Veteran pro-development councillor Warren Polglase had told local media when the rescission motion was lodged that a number of major development applications, including the redevelopment of Tweed City, were ‘being held back until this document passes’.
But Cr Bagnall told Echonetdaily that he was glad the document had been delayed as ‘otherwise no-one would have been the wiser’ over the new five-metre height difference for the shopping mall’.
‘The holdup of two weeks gave us time to spot that difference, as the 21 metres should’ve been 16 metres, but it shouldn’t have been up to me to point the discrepancy out, the proponent and the whole planning department missed it, it’s ridiculous,’ he said.
The confusion apparently arose by the consultants using varying references to actual measured height of the building (calculated in metres) and RLs (Reduced Levels), a common surveying reference relative to sea level.
Inaccurate
Last month’s council business papers dealing with the shopping centre’s proposed increase in height limit referred to a maximum building height of 21 metres and not what planners say was the intended RL21. At the last minute they confirmed the reference to 21 metres was inaccurate after being alerted by Cr Bagnall.
In council’s response to Echonetdaily questions, senior planner Iain Lonsdale said that ‘if the height had gone through (on the draft LEP) at 21 metres and later been identified it could have been rectified’.
Mr Lonsdale said ‘firstly, it was not a mistake in the LEP’ and that ‘the proponent requested a height of 21 metres’.
‘The ”mistake” or error of judgement, which is a more accurate description, arose because the author of the request to Council failed to recognise the significance of the ‘RL’ prefix in relation to the height sought,’ Mr Lonsdale wrote.
‘Once it was established that the proponent actually required an RL21m height, which yields a difference of about 0.5-2.5m depending on the existing level at any given point on the site, it was communicated to the councillors and the amendment requested.’
Mr Lonsdale said the shopping centre submission ‘specifically asked for a height of 21 metres’ but that it ‘was only on receiving subsequent advice from the proponent and interrogating the information that had been raised against our own site investigations that we established that what was actually being sought was a height of RL21m.
‘This most likely arose because the author of the request was not familiar with – and consequently did not recognise – the significance in the difference between the two ways of describing the height measurement, which is now evident in the way they have erroneously used the two descriptions interchangeably, assuming incorrectly that one connotes the other.’

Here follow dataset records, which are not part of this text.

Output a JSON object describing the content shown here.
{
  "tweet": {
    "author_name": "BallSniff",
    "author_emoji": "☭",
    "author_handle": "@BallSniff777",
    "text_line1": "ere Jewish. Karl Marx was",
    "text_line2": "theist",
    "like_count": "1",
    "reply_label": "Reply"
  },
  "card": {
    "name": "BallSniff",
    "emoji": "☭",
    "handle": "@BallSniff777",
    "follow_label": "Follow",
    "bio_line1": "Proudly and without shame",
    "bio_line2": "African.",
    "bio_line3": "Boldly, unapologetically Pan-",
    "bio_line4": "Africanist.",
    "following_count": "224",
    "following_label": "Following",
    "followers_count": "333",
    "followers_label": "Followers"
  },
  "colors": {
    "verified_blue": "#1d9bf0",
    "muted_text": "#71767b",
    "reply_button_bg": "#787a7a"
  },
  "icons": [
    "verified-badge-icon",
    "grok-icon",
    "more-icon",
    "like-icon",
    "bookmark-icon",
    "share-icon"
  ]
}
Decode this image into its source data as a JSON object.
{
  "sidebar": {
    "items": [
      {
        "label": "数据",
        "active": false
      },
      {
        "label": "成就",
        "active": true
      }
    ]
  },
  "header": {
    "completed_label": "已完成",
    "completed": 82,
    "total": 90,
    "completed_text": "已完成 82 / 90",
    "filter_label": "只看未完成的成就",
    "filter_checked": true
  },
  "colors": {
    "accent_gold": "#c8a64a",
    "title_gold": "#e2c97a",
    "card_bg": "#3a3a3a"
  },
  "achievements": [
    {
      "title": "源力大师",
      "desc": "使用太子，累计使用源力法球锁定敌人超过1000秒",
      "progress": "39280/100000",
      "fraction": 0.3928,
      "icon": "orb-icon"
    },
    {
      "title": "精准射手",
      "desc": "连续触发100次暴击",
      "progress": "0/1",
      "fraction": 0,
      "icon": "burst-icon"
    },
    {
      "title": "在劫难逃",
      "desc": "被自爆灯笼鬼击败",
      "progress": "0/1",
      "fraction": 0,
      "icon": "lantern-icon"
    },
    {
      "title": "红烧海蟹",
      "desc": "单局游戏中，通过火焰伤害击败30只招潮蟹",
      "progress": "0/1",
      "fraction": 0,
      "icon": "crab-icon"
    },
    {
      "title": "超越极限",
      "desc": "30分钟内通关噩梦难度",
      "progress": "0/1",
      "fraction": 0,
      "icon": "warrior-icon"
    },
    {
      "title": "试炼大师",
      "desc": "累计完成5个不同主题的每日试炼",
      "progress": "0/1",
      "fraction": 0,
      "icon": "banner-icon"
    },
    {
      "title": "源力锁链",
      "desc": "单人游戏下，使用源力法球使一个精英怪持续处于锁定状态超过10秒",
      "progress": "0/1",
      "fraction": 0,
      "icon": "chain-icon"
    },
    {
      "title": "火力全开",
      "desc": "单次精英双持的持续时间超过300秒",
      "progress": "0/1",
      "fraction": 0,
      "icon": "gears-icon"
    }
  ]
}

Cr Bagnall said it was ‘amazing’ that professional planning consultants could have overlooked such a fundamental mistake, which was then also overlooked by council planners till the last minute.
Only hours before the extraordinary meeting, chief planner Vince Connell emailed councillors to tell them that any motion on the draft LEP in support of an increase in the height control for the shopping centre site should ‘therefore make reference to RL21’.
The mapping and new height controls were later amended.
Asked by Echonetdaily how such confusion on crucial detail could be avoided in future, Mr Lonsdale said the issue ‘arises infrequently and should not be overstated’.
‘As long as there are intermediary personnel with a limited understanding of such matters and an awareness to recognise the importance of retaining the detail in the information they are conveying between their architectural or design consultants and council there will always remain a small risk that crucial detail, like a reference to an “RL” will be unknowingly left out or omitted,’ Mr Lonsdale said.